The Federation of Writers in Scotland ran a competition some months ago and I entered the flash fiction class. The competition was looking for a 500-word short story, which, as I’m used to 100-word stories through the weekly Friday Flash Fiction challenge I set myself, felt like a NOVEL.
Anyway, I hummed and hah-ed and then entered anyway. I’m sharing the results below and I hope you like it…
WORDS, WORDS, WONDERFUL WORDS
Nathan Crutchlow prided himself on his verbosity. Words were his stock in trade after all, so why shouldn’t there be so many of them? Those oh so plentiful words buzzed around in his head and they needed an outlet – they deserved to be written down, lovingly crafted into the sentences, paragraphs and pages he adored creating.

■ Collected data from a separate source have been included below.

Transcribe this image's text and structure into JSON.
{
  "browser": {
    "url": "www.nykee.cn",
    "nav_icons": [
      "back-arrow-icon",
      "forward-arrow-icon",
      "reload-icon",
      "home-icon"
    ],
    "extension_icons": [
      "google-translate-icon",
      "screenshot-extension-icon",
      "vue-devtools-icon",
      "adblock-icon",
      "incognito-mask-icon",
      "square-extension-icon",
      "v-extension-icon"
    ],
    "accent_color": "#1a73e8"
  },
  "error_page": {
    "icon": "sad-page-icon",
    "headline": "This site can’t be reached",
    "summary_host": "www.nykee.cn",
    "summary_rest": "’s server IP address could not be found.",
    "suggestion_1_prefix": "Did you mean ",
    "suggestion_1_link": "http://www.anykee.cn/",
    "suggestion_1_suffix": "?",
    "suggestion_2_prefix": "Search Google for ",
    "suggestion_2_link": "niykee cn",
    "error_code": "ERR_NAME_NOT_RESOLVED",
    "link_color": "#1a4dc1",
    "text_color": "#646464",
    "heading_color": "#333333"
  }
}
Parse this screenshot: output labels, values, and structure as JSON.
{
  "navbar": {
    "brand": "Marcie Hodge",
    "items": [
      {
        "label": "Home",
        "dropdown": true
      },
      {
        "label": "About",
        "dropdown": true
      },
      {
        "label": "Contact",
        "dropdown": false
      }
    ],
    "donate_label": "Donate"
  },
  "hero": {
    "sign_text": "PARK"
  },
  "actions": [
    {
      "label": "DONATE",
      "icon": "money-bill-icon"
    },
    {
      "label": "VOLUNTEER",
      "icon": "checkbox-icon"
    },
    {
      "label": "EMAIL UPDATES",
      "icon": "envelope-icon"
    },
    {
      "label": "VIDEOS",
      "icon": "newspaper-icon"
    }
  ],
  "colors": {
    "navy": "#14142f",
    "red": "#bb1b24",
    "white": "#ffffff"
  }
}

Nathan’s wordiness had stilted his initial progress. His first approaches to agents had met with flat refusals. After a while he had sought out further explanation for their reluctance to consider what he considered his works of art. What could possibly be wrong with his wonderful words?
One of London’s kinder and more patient agents explained eventually.
“They’re just too long,” she said. “I read your covering letter where you referenced the length of your manuscript – 200,000 words, for heaven’s sake! The modern-day reader does not want to read a book that long.”
Nathan listened, and then discounted her advice. The modern-day readers of the time (1970s) he felt, should not be patronised by London agents determined to determine their word count for them. Surely, the modern reader was only awaiting words of which only Nathan could conjure up in his own inimitable way? They were eager to be intoxicated by the exuberance of his verbosity, he was sure…
He stuck to his wordy principles. His eventual signing by a more individualistic agent led to publication of a series of fantasy novels. The 900-page books gained a select following and Nathan achieved cult status.
From time to time, he muttered to himself – wondering afresh at his lack of ability to sell millions of novels. There had been talk in the mid-1990s of turning his first book into a film. Hollywood was mentioned and flights to Los Angeles were days away from being booked, but it all came to naught.
Nathan reverted to rejoicing in his small but select following. His fans were the type to seek him out at the smaller book festivals having travelled from Sweden, or the far flung corners of the US.
Once, he overheard one of them discussing his books with a friend. “It took me a year to read y’know, but it was worth it in the end. I feel like I’m an ultra-reader now. Everyone else does 5ks and half-marathons, but I’ve done the Marathon des Sables.”
He thought it was a compliment.
And then in the midst of online research (or procrastination, depending on your view point), he’d stumbled across the notion of flash fiction. He found websites where stories were limited to a mere 500 words. Another 30 minutes later and he had uncovered fiction which took place within 100 words.
What on earth..?
Nathan’s fingers twitched. The words rattling around in his brain slowed to a stop, as the inner editor finally made his appearance.
Nathan picked up the phone and called his agent.
“Daryl,” he roared down the phone. “I’ve seen the light! Tell me, do I have a Twitter account?”
On behalf of all at Friday Flash Fiction, Emma, well done! Didn’t realise it was that story you were talking about. Bravo – if anyone deserves success from the community, it’s you.
Let’s hope someone runs a 100-word competition soon.
Gordon
Thank you Gordon! Some 100-word competitions would be very welcome indeed – and you would have tonnes of material to enter.